So my account has been so inactive for so dang long that my email was dead and I had to reset it. Then I forgot my password. Lordy.
I am back and ready to try to blog everyday to see what I can look back on and remember about these boys.
But here is Teeny Tiny who is honestly not so tiny. He is a whooping 15 lbs at almost 14 weeks this coming Tuesday.
And this is how mad Beebo gets about 102 times a day when he is told no. This usually also includes me getting pelted with whatever toy he can get his hands on fast enough or a round of 'Slap, Slap Baby and Mommy Until Mommy Screams'
As you can see one or the other is always crying. This makes it hard for me to watch my shows. Right now the only drama I have in my life pertains to the Wii and if Beebo turned it off during a game, the 'will I start my period this month?' game and if Bret Micheals is going to chose a woman who is purely plastic surgery gone wrong or a woman who obviously has no morals or boundaries and has no qualms with what America thinks or he could go for the gusto and get a combo of both.

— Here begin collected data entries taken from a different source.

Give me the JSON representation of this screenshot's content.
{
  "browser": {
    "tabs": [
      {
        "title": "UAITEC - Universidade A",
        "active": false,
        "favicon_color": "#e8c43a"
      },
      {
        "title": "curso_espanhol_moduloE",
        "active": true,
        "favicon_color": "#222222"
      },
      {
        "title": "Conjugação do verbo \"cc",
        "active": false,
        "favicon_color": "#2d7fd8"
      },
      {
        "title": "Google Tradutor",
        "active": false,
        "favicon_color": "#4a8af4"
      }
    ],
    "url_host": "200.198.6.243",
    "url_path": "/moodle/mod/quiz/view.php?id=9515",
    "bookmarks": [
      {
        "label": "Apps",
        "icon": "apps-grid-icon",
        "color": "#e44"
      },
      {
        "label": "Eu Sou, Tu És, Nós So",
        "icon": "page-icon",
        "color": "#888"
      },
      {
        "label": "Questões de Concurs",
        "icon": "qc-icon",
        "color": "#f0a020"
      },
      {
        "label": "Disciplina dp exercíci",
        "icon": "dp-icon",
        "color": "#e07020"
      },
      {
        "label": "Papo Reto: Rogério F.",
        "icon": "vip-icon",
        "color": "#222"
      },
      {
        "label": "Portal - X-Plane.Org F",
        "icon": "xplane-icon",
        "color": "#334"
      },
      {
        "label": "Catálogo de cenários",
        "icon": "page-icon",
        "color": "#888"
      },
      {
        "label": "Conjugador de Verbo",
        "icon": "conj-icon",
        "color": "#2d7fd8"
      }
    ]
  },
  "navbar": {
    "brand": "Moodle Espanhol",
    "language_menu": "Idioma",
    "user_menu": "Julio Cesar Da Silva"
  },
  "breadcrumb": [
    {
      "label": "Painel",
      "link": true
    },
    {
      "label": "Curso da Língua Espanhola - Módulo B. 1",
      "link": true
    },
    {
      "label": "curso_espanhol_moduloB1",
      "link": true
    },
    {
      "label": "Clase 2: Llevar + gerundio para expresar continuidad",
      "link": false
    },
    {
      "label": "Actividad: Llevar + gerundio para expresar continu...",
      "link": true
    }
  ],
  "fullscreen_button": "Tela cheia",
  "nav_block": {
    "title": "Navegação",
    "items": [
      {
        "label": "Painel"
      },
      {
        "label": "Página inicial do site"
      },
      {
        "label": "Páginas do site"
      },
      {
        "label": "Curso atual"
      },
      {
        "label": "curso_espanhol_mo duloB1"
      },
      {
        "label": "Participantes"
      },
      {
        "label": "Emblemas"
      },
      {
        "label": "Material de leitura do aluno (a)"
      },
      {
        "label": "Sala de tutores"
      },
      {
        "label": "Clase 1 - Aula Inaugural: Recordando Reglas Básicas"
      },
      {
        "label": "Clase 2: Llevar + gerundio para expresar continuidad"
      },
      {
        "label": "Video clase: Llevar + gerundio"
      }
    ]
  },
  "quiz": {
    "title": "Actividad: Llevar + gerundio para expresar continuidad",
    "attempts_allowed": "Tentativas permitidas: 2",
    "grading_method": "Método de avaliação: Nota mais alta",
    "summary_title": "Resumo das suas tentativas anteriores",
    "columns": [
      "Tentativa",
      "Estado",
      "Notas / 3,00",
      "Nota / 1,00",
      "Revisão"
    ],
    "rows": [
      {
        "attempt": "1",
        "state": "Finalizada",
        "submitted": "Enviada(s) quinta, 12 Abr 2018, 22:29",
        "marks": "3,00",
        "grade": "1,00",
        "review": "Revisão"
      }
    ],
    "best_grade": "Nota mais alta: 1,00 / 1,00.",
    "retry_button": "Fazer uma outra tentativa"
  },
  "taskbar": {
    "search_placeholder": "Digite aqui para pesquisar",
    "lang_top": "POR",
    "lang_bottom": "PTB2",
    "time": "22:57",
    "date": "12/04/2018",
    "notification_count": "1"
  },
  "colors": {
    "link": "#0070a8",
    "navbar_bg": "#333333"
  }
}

Quite frankly I am worn out. I feel like as soon as I pick it up they will throw it on the floor again anyway so why bother? But then I get into a staring contest with whatever toy, shredded paper, toddler snack or dirty diaper is laying there and I always seem to blink. I was able to pretend it wasn't going on this past 2 weeks off and on because I was sick and hid in my room for fear that I would make one of these boys sick. But when I emerged from my drug induced haze this morning I about lost it.
The trash was overflowing so they started piling it on the kitchen counters. Instead of opening a new pack of paperplates they just dirtied the real plates and piled them on top of the dirty paper plates. Apparently the fact that we are now recycling in our city has nothing to do with anything. They just piled it all up together in front of the back door next to the overflowing trash can. Instead of washing a bottle or baby cup we just got clean ones out until they were all dirty and then opened the pack of new ones I just bought last week. And dirtied those.
This was just the kitchen. I could write a novel about the disaster I awoke to this morning.
Needless to say I hope I never get sick again. If I do, I better go to the hospital and TI better spend some cash on Merry Maids. And they better get the pee droplets from the mystery man who comes and pees on the floor, seat, the bath mats and rim of the toilet.